Saturday, December 21, 2013
In 1911 the British Government ruling the Indian land introduced new design of the Silver Rupee coins. These coins were introduced to celebrate the coronation of the new British King - George V. The obverse side of these silver rupee coins showed the King with beautifully decorated robes. This coin one of my most favourite coins since it's design is very much unique. Until 1910, there were King Edward silver rupee coins in circulation. This new design introduced after a decade was enough to attract the attention of the Indians.
The Controversy & Rarity
The new design of the coin was attractive in the first look however, there was a huge controversy amongst the Indians over this. The King George V looked very appealing on the coin however, the decoration which was used had a small elephant on it as per the British Government. However, the trunk of this elephant was not sleek enough to resemble a trunk. Instead it looked more like a "Pig". During those days, Indians considered a Pig as something awful and bad. Hence, this coin was rejected in markets by Indians as they believed that it was not a good sign. The rupee was also called as a "Pig Rupee" and the controversy is referred as the Pig Issue.

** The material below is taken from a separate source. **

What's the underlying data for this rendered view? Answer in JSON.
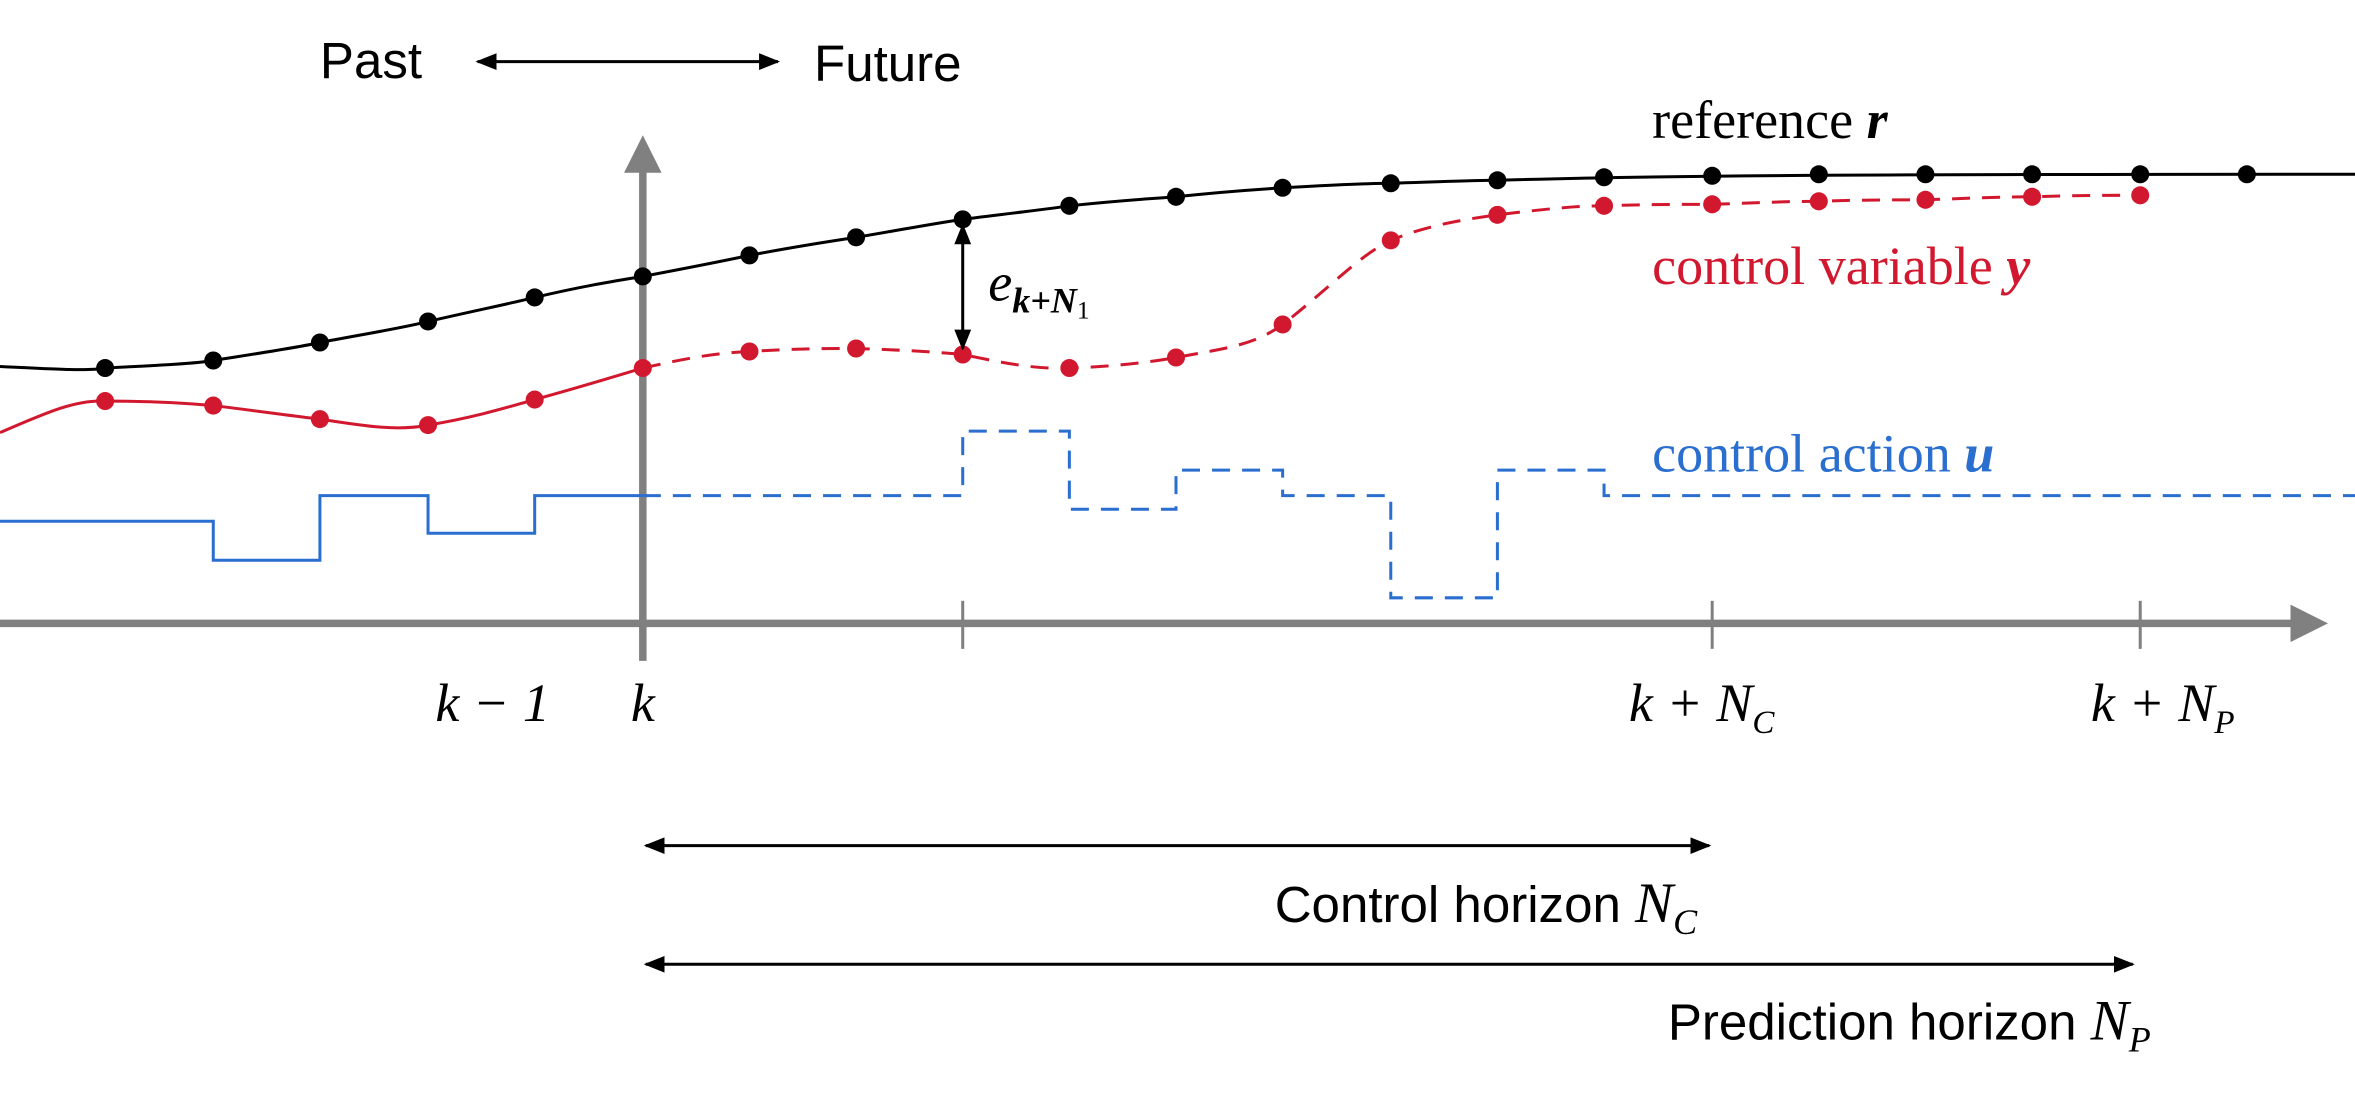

The British Government also felt that having a Pig symbol on the King's robe is not appropriate. Hence, all such coins were withdrawn from circulation and later melted. Out of the 9.4 million pieces struck at both the mints, only 7,00,000 were issued. The remainder and the withdrawn pieces were melted down.
In the world of numismatics, this is one of the rarest coins in the British India collection. The 1911 rupee is also known as Type 1 in the world of numismatists and other coins minted between 1912-1936 are known as Type 2. The coin featured above (Type 1) is from my personal museum collection.